Your firm should take prompt action to correct the violations addressed in this letter. Failure to promptly correct these violations may result in regulatory action being initiated by the FDA without further notice. These actions include, but are not limited to, seizure, injunction, and civil money penalties. Also, federal agencies may be advised of the issuance of Warning Letters about devices so that they may take this information into account when considering the award of contracts. Additionally, premarket approval applications for Class III devices to which the Quality System regulation violations are reasonably related will not be approved until the violations have been corrected. Requests for Certificates to Foreign Governments will not be granted until the violations related to the subject devices have been corrected.
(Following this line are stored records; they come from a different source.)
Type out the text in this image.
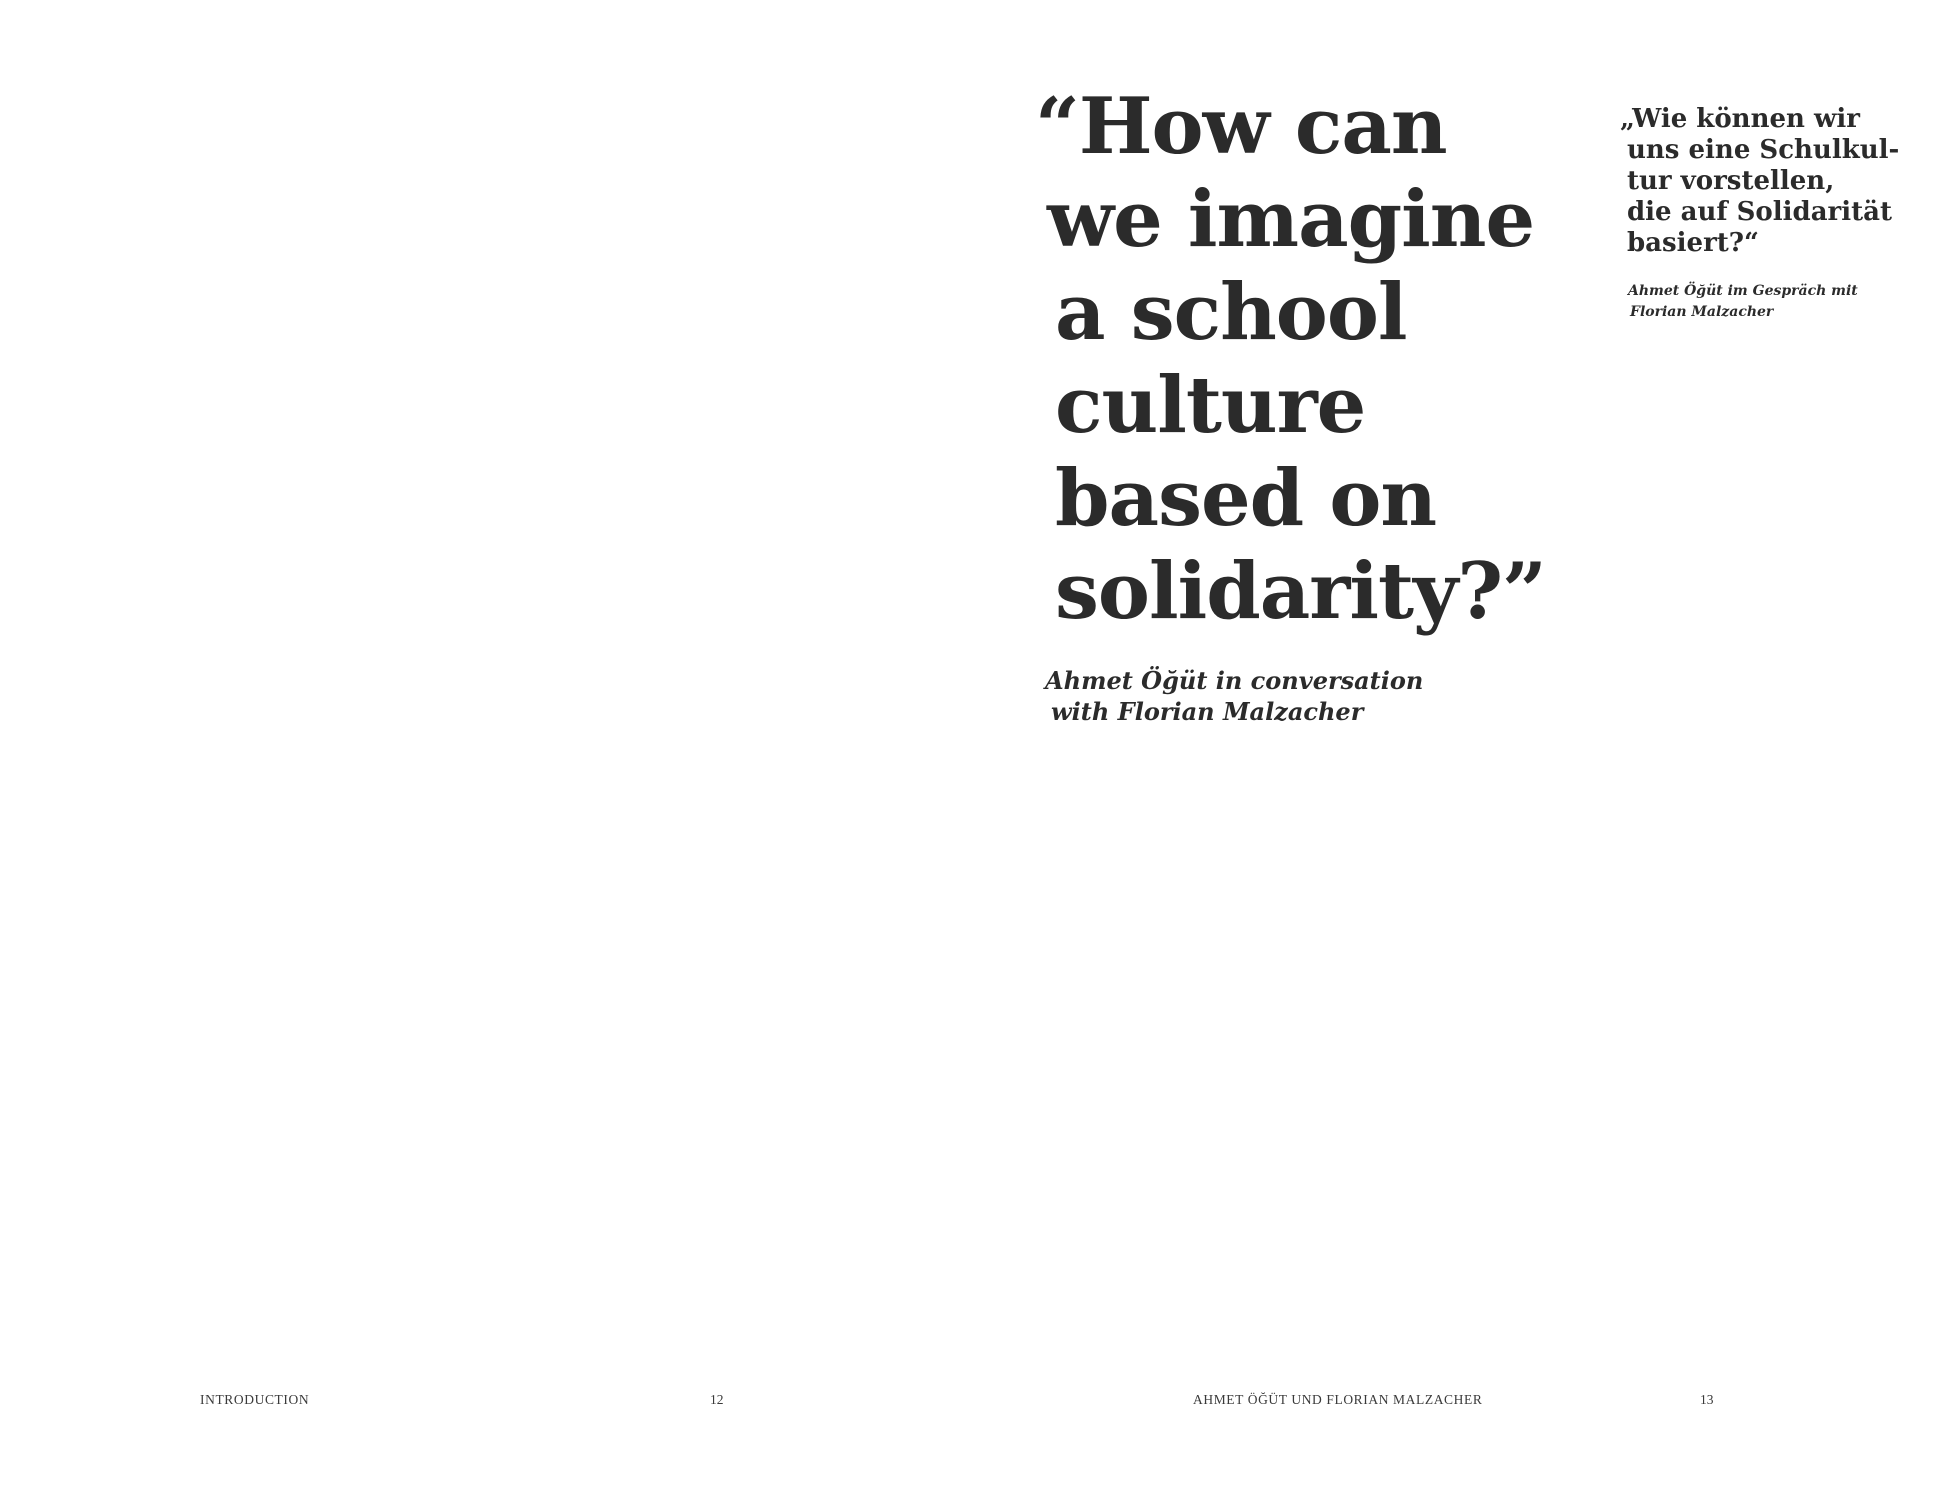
INTRODUCTION	12

“How can
we imagine
a school
culture
based on
solidarity?”

Ahmet Öğüt in conversation
with Florian Malzacher

„Wie können wir
uns eine Schulkul-
tur vorstellen,
die auf Solidarität
basiert?“

Ahmet Öğüt im Gespräch mit
Florian Malzacher

AHMET ÖĞÜT UND FLORIAN MALZACHER	13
Please notify this office in writing within fifteen business days from the date you receive this letter of the specific steps your firm has taken to correct the noted violations, as well as an explanation of how your firm plans to prevent these violations, or similar violations, from occurring again. Include documentation of the corrections and/or corrective actions (which must address systemic problems) that your firm has taken. If your firm’s planned corrections and/or corrective actions will occur over time, please include a timetable for implementation of those activities. If corrections and/or corrective actions cannot be completed within fifteen business days, state the reason for the delay and the time within which these activities will be completed. Your firm’s response should be comprehensive and address all violations included in this Warning Letter.
Please send your reply to the Food and Drug Administration, Attention: Karen Archdeacon, One Montvale Avenue, Stoneham, MA 02180. If you have questions regarding any issues in this letter, please contact Ms. Archdeacon at 781-587-7491.
Finally, you should know that this letter is not intended to be an all-inclusive list of the violations at your firm’s facility. It is your firm’s responsibility to ensure compliance with applicable laws and regulations administered by FDA. The specific violations noted in this letter and in the Inspectional Observations, FDA 483, issued at the close of the inspection may be symptomatic of serious problems in your firm’s manufacturing and quality management systems. Your firm should investigate and determine the causes of the violations, and take prompt actions to correct the violations and bring the products into compliance.